Chapitre 2-2
Il se racontait des histoires horribles sur des gardes verts, faits prisonniers par la résistance, qui auraient été cuits vivants dans des marmites de brocolis, mais Karl n’arrivait pas à y croire. La propagande et la contre-propagande battaient à plein volume. Bien qu’imaginer Hans Mader mourir ébouillanté dans une casserole de légumes lui plaisait bien,
Il s’amusait aussi parfois à imaginer, scénario digne d’un film d’horreur, la vengeance posthume de milliers de générations d’australopithèques qui, s’étant fait caguer à manger de la viande, de charogne le plus souvent, pour cesser de ressembler à des chimpanzés, reviendraient hanter et torturer les miliciens verts.
Mais pourquoi tant de haine dans la cervelle de ces herbivores ?

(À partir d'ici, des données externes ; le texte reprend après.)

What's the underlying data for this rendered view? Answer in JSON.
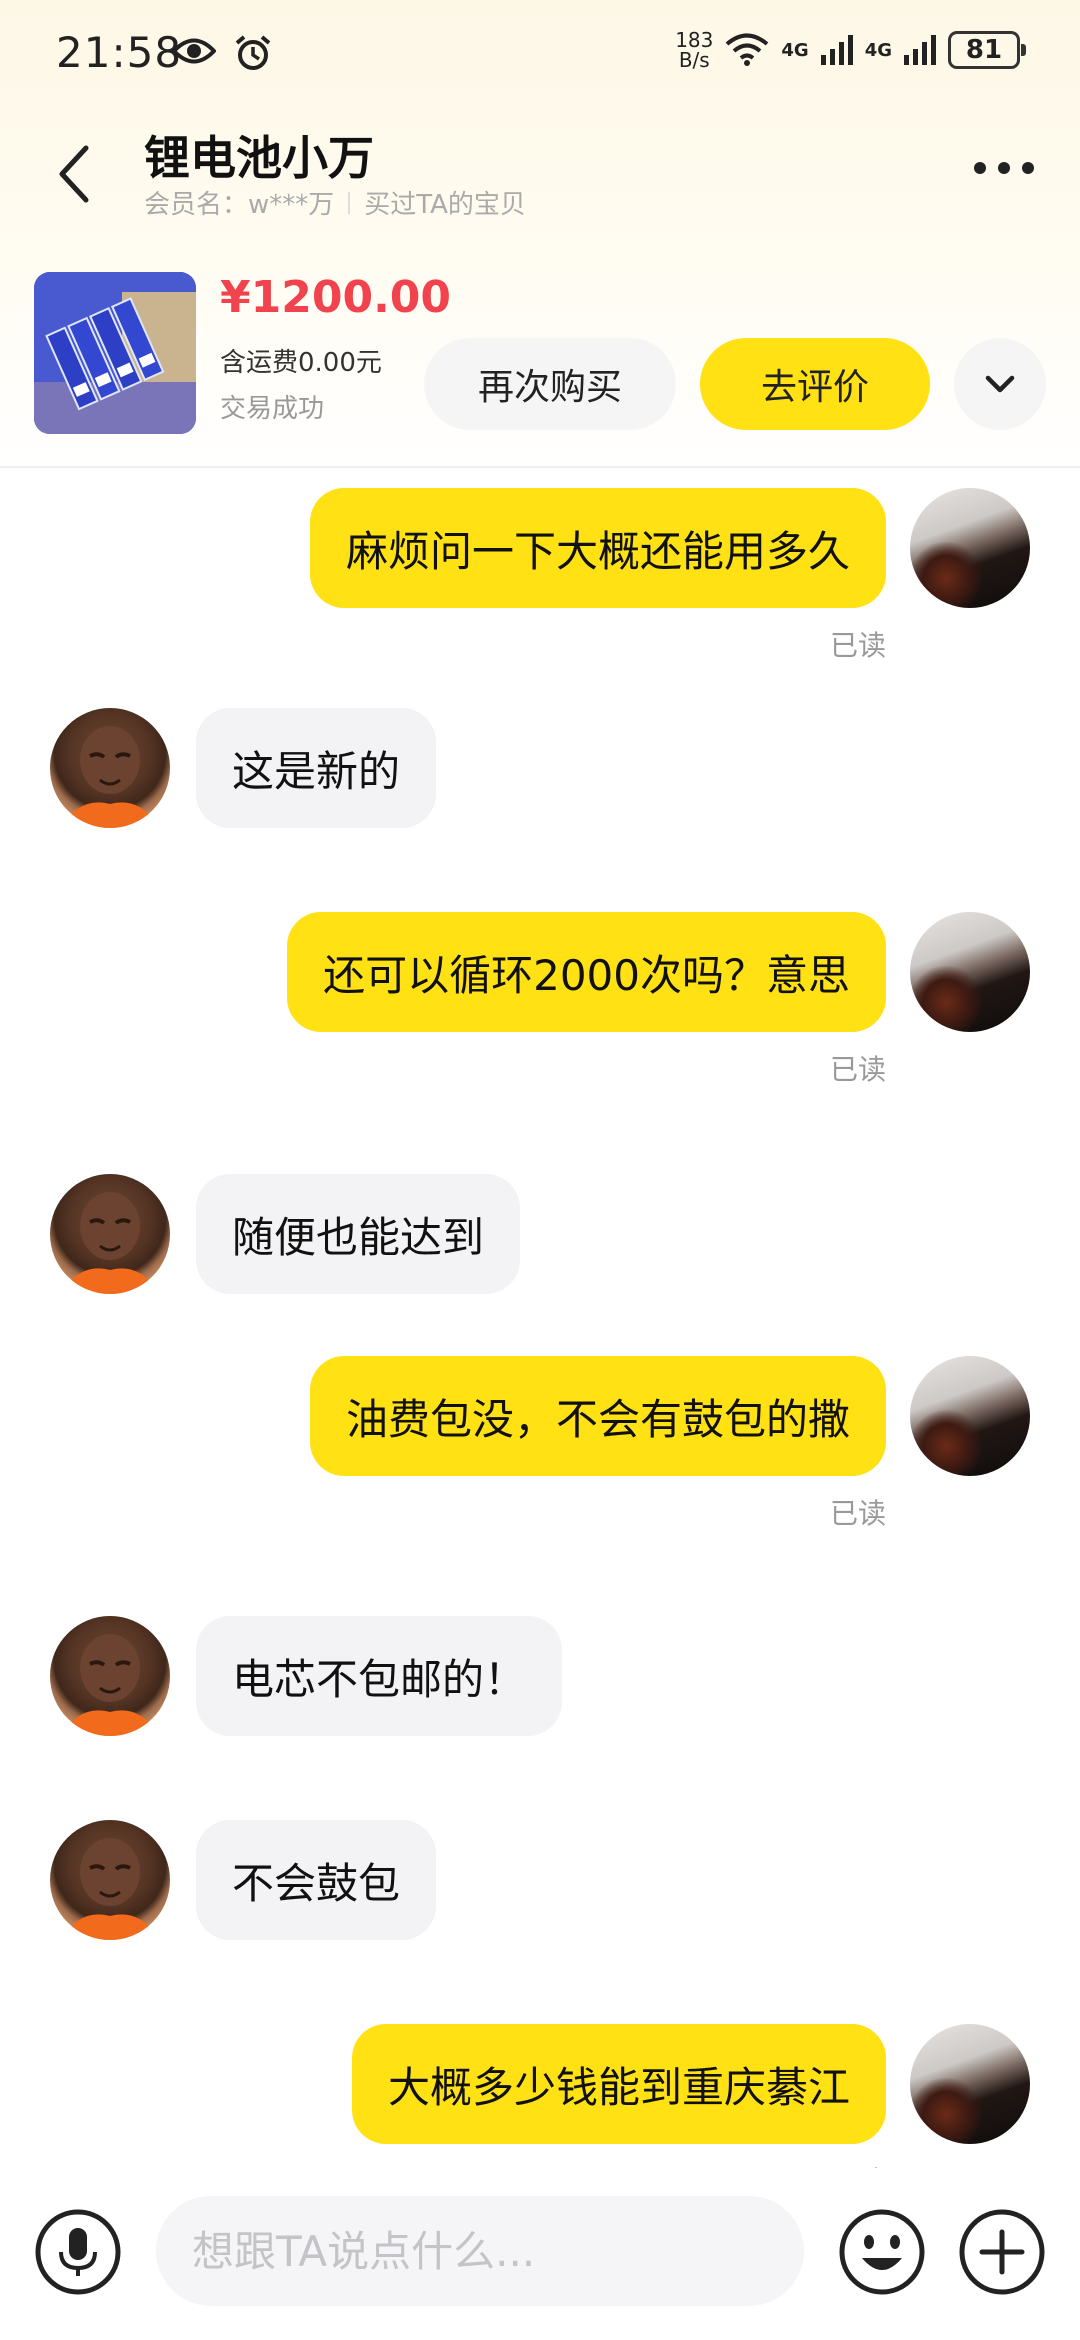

Dans le premier quart du vingt et unième siècle, comme son grand-père lui avait raconté, devant la mauvaise foi, les compromissions économiques, l’incompétence, la lâcheté, la médiocrité coupable et surtout l’hypocrisie de la classe politique en place, que ce soit à la tête des états comme à celle de l’Union européenne, certaines réactions désespérées et violentes pouvaient être compréhensibles, mais aujourd’hui, en 2091…

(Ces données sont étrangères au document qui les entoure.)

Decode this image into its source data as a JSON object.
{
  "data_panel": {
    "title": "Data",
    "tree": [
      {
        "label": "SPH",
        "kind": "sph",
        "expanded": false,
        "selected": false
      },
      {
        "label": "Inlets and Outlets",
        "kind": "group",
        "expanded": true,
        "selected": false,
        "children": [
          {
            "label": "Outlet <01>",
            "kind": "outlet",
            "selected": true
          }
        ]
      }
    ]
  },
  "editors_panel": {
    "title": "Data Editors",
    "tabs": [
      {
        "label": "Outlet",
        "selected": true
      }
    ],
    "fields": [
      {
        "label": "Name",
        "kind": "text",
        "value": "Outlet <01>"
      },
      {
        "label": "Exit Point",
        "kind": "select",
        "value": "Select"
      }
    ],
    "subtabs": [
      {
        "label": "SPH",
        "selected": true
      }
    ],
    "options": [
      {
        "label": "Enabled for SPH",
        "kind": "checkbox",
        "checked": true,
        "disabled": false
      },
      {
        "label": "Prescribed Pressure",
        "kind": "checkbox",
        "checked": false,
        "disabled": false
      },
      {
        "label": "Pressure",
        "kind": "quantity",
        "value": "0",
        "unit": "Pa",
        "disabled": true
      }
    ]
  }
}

D’un autre côté, ce qui constituait jadis l’Allemagne, comme plus ou moins toute l’Europe, s’était décomposé en une multitude de zones vaguement ou pas du tout contrôlées par le gouvernement. L’anarchie régnait à tous les niveaux de la république. Qui dirigeait et qui contrôlait qui devenait des questions sans réponses simples possibles.

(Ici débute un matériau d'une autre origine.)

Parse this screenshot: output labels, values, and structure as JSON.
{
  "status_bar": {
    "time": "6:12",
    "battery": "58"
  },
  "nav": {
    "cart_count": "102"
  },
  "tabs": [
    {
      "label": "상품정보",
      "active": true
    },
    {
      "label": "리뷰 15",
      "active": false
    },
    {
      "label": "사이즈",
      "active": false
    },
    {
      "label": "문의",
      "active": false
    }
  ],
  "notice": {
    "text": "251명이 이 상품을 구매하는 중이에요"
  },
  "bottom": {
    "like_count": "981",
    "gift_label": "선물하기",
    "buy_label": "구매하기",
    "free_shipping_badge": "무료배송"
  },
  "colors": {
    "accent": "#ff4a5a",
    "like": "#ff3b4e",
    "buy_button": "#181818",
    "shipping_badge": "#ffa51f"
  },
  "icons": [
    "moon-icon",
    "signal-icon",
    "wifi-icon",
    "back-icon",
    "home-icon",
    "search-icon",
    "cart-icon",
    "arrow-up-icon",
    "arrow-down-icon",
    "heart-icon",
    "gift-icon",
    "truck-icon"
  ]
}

Seule la structure des gardes verts tenait encore debout, envers et contre tout, ou plutôt en vert et contre tous. Un peu comme les gardiens de la révolution en Iran, jusqu’à la guerre atomique qui vitrifia le pays et ses voisins, de Jérusalem à Riad. Là-bas aujourd’hui seuls survivaient encore les scorpions qui, paraît-il, ne se plaignaient pas d’un peu de silence, après trois millénaires de bordel.
Seule consolation, à part le bonheur des scorpions, de cette poussée subite de champignons nucléaires : plus personne ne se disputait la ville dite sainte de Jérusalem qui n’était plus que poussière de ruine. Un abcès de haine de moins sur terre. À quelque chose malheur est bon.
Vive la bombe atomique ! Une fois de plus.